Na Spider's Web dowiesz się wszystkiego o Shein:
Ale problemy na tym się nie kończyły. Również odzież dla dorosłych wykazywała niepokojące wyniki. W sandałach damskich stwierdzono obecność ołowiu i kadmu, metali ciężkich o znanym i szkodliwym wpływie na zdrowie. Sandały męskie były równie problematyczne, przekraczając limity dla substancji rakotwórczych i zawierając ftalany.
Test uwypuklił również ulotną naturę mody Shein. Sandały rozpadały się po kilku tysiącach kroków, a niektóre ubrania znacznie się kurczyły po praniu. Öko-Test podkreślił jednorazowość tych produktów i ich wkład w narastający kryzys środowiskowy.
Reakcja Shein? Po fakcie
W obliczu poważnych zarzutów wysuniętych przez Öko-Test, Shein nie pozostał obojętny. Firma wydała oświadczenie, w którym zapewnia, że traktuje wyniki testów z "najwyższą powagą". W ramach działań prewencyjnych i "zgodnie z własnymi procedurami bezpieczeństwa", Shein zobowiązał się do wycofania z obrotu produktów, które według Öko-Test nie spełniają wymogów bezpieczeństwa.
Świetnie, że megakorporacja, która zarabia codziennie miliony na sprzedawaniu jednorazowych ubrań (i to niekiedy toksycznych), dopiero po fakcie i byciu sprawdzonym przez zewnętrzną firmę, podkula ogon i mówi "przepraszam".
Jeśli sytuacja nie powtórzy się za rok - przynajmniej tyle. Tylko problem w tym, że Shein wprowadza na rynek setki przeróżnych ubrań. I te 21 przetestowanych to tylko kropla w morzu tego, co można kupić na platformie. Jak dla mnie, to największa przestroga: bo wychodzi na to, że masz 30 proc. szansy na to, że trafisz na coś toksycznego, gdy zdecydujesz się na groszowe ubrania.
Poniżej podajemy oświadczenie, przesłane nam przez Shein:
SHEIN priorytetowo traktuje bezpieczeństwo i zdrowie wszystkich swoich klientów. Wymagamy od naszych dostawców przestrzegania ścisłych wytycznych i standardów, które zgodne są z europejskimi oraz globalnymi normami, takimi jak REACH. Współpracujemy z wiodącymi, międzynarodowymi, zewnętrznymi agencjami w celu przeprowadzania regularnych kontroli zapewniającymi zgodność ze standardami. W zeszłym roku przeprowadziliśmy ponad 400,000 testów dotyczących bezpieczeństwa chemicznego z tymi agencjami.

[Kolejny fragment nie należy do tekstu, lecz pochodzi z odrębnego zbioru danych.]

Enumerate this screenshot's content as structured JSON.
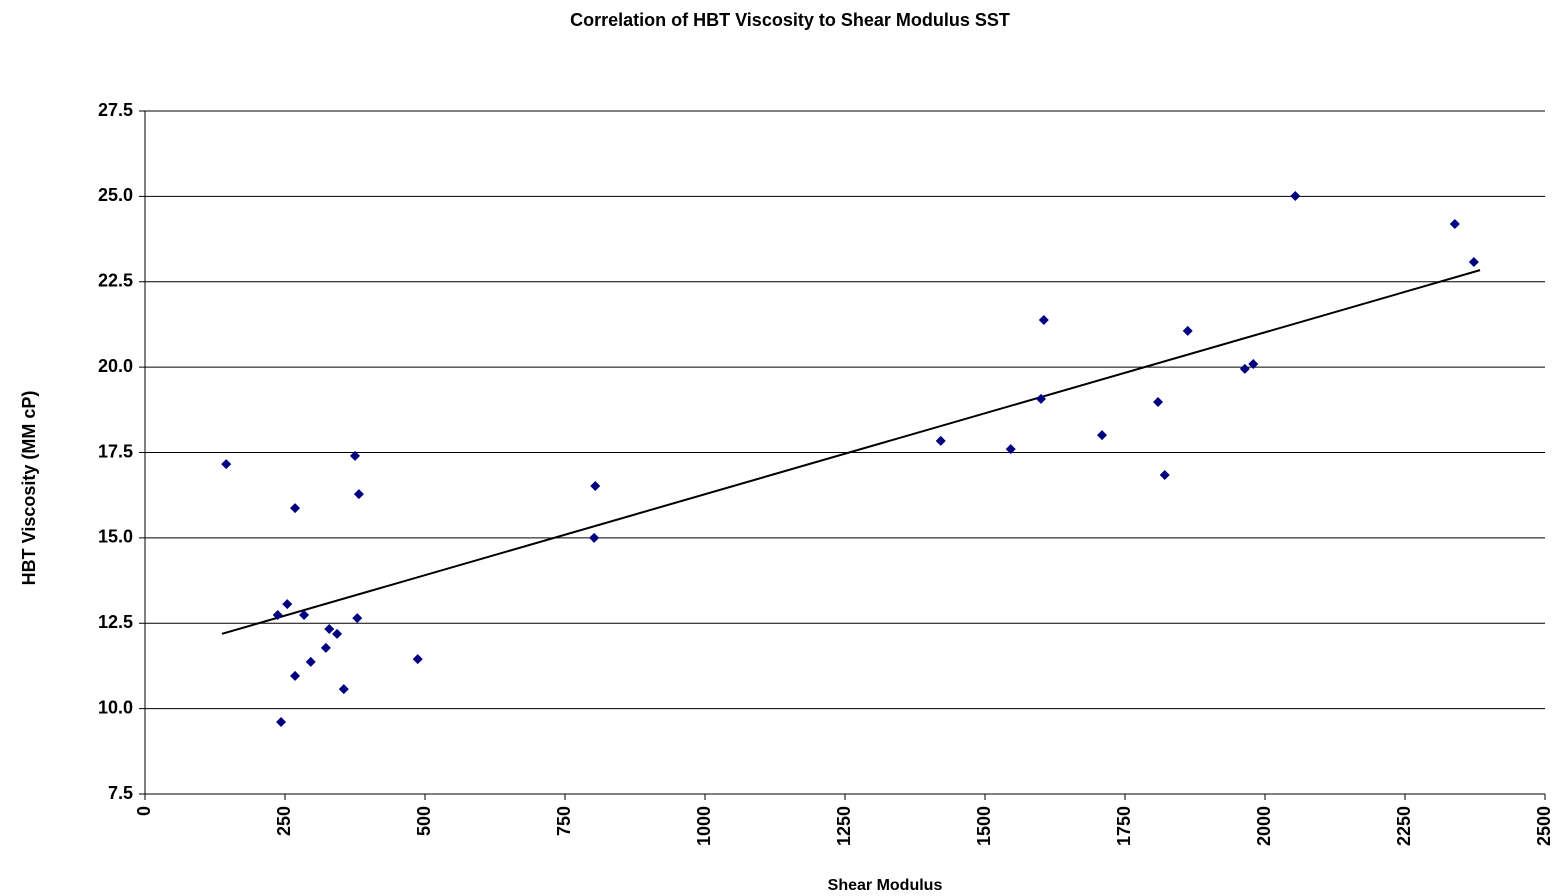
{
  "chart_data": {
    "type": "scatter",
    "title": "Correlation of HBT Viscosity to Shear Modulus SST",
    "x_label": "Shear Modulus",
    "y_label": "HBT Viscosity (MM cP)",
    "series": [
      {
        "color": "#000080",
        "x": [
          145,
          237,
          254,
          243,
          268,
          268,
          284,
          296,
          323,
          329,
          343,
          355,
          375,
          382,
          379,
          487,
          804,
          802,
          1421,
          1546,
          1600,
          1605,
          1709,
          1809,
          1821,
          1862,
          1964,
          1979,
          2054,
          2339,
          2373
        ],
        "values": [
          17.16,
          12.74,
          13.06,
          9.61,
          15.87,
          10.96,
          12.74,
          11.37,
          11.78,
          12.33,
          12.19,
          10.57,
          17.4,
          16.28,
          12.65,
          11.45,
          16.52,
          15.0,
          17.84,
          17.6,
          19.07,
          21.38,
          18.01,
          18.98,
          16.84,
          21.06,
          19.95,
          20.09,
          25.01,
          24.19,
          23.08
        ]
      }
    ],
    "trendline": {
      "color": "#000000",
      "x": [
        137.5,
        2384
      ],
      "values": [
        12.19,
        22.84
      ]
    },
    "xlim": [
      0,
      2500
    ],
    "xticks": [
      0,
      250,
      500,
      750,
      1000,
      1250,
      1500,
      1750,
      2000,
      2250,
      2500
    ],
    "ylim": [
      7.5,
      27.5
    ],
    "yticks": [
      {
        "value": 7.5,
        "label": "7.5"
      },
      {
        "value": 10,
        "label": "10.0"
      },
      {
        "value": 12.5,
        "label": "12.5"
      },
      {
        "value": 15,
        "label": "15.0"
      },
      {
        "value": 17.5,
        "label": "17.5"
      },
      {
        "value": 20,
        "label": "20.0"
      },
      {
        "value": 22.5,
        "label": "22.5"
      },
      {
        "value": 25,
        "label": "25.0"
      },
      {
        "value": 27.5,
        "label": "27.5"
      }
    ],
    "grid": true
  }
}
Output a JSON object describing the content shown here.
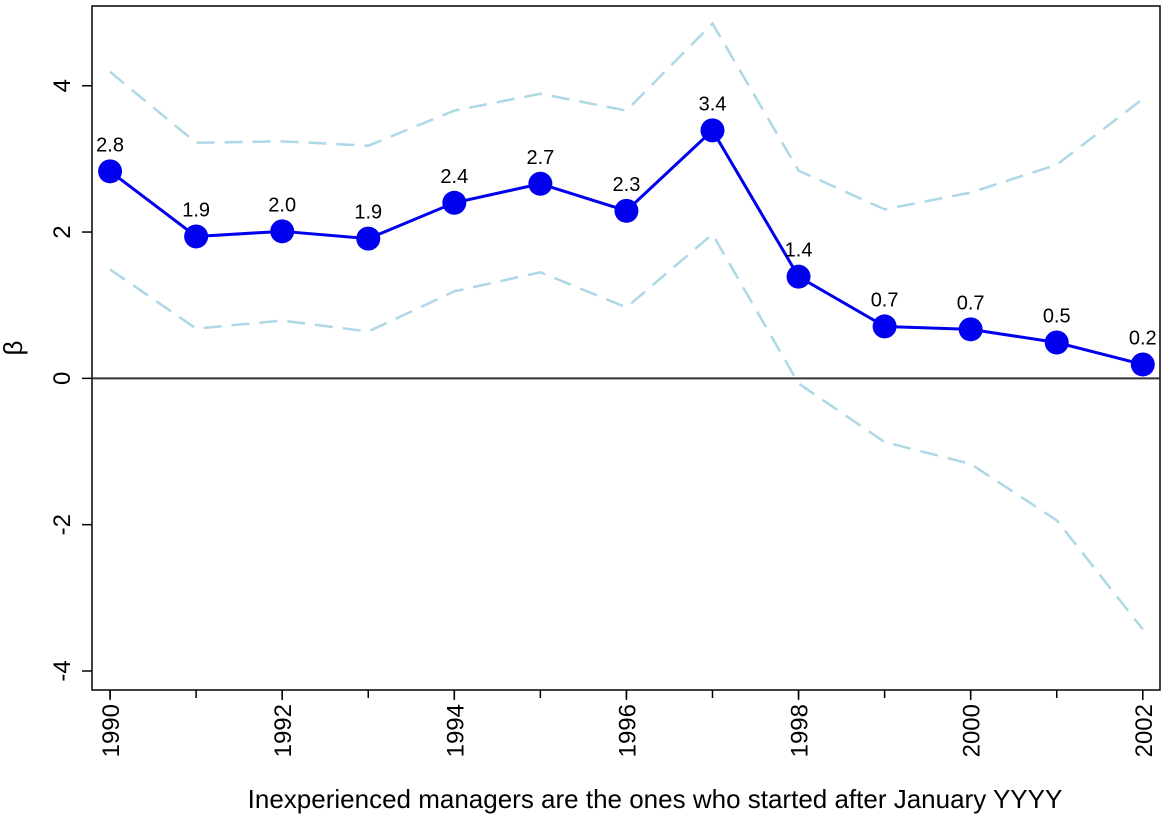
{
  "chart_data": {
    "type": "line",
    "xlabel": "Inexperienced managers are the ones who started after January YYYY",
    "ylabel": "β",
    "x": [
      1990,
      1991,
      1992,
      1993,
      1994,
      1995,
      1996,
      1997,
      1998,
      1999,
      2000,
      2001,
      2002
    ],
    "series": [
      {
        "color": "#0000ee",
        "style": "solid",
        "markers": true,
        "values": [
          2.83,
          1.94,
          2.01,
          1.91,
          2.4,
          2.66,
          2.29,
          3.39,
          1.39,
          0.71,
          0.67,
          0.49,
          0.19
        ],
        "value_labels": [
          "2.8",
          "1.9",
          "2.0",
          "1.9",
          "2.4",
          "2.7",
          "2.3",
          "3.4",
          "1.4",
          "0.7",
          "0.7",
          "0.5",
          "0.2"
        ]
      },
      {
        "color": "#add8e6",
        "style": "dashed",
        "markers": false,
        "values": [
          4.19,
          3.22,
          3.24,
          3.18,
          3.66,
          3.89,
          3.66,
          4.85,
          2.84,
          2.31,
          2.54,
          2.92,
          3.82
        ]
      },
      {
        "color": "#add8e6",
        "style": "dashed",
        "markers": false,
        "values": [
          1.49,
          0.68,
          0.79,
          0.64,
          1.19,
          1.45,
          0.97,
          1.97,
          -0.07,
          -0.87,
          -1.17,
          -1.94,
          -3.43
        ]
      }
    ],
    "hline": 0,
    "xlim": [
      1989.79,
      2002.2
    ],
    "xticks": [
      1990,
      1992,
      1994,
      1996,
      1998,
      2000,
      2002
    ],
    "ylim": [
      -4.26,
      5.09
    ],
    "yticks": [
      -4,
      -2,
      0,
      2,
      4
    ]
  }
}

Spośród 11 produktów odzieżowych, które zostały uznane przez Öko-Test za niespełniające norm, SHEIN przesłał ich próbki do agencji TÜV, zajmującej się kontrolą, inspekcją i certyfikacją bezpieczeństwa, w celu ponownego sprawdzenia. Dotychczasowe wyniki testów TÜV wskazują, że wszystkie przebadane produkty odzieżowe są zgodne z regulacjami europejskiego REACH i POP.
Bardzo poważnie traktujemy ustalenia Öko-Test, dlatego wycofaliśmy dwa produkty obuwnicze, które według tej organizacji nie spełniały wymogów prawnych. Jest to środek zapobiegawczy, zgodny z naszymi własnymi protokołami bezpieczeństwa, stosowany do czasu zakończenia naszego wewnętrznego śledztwa.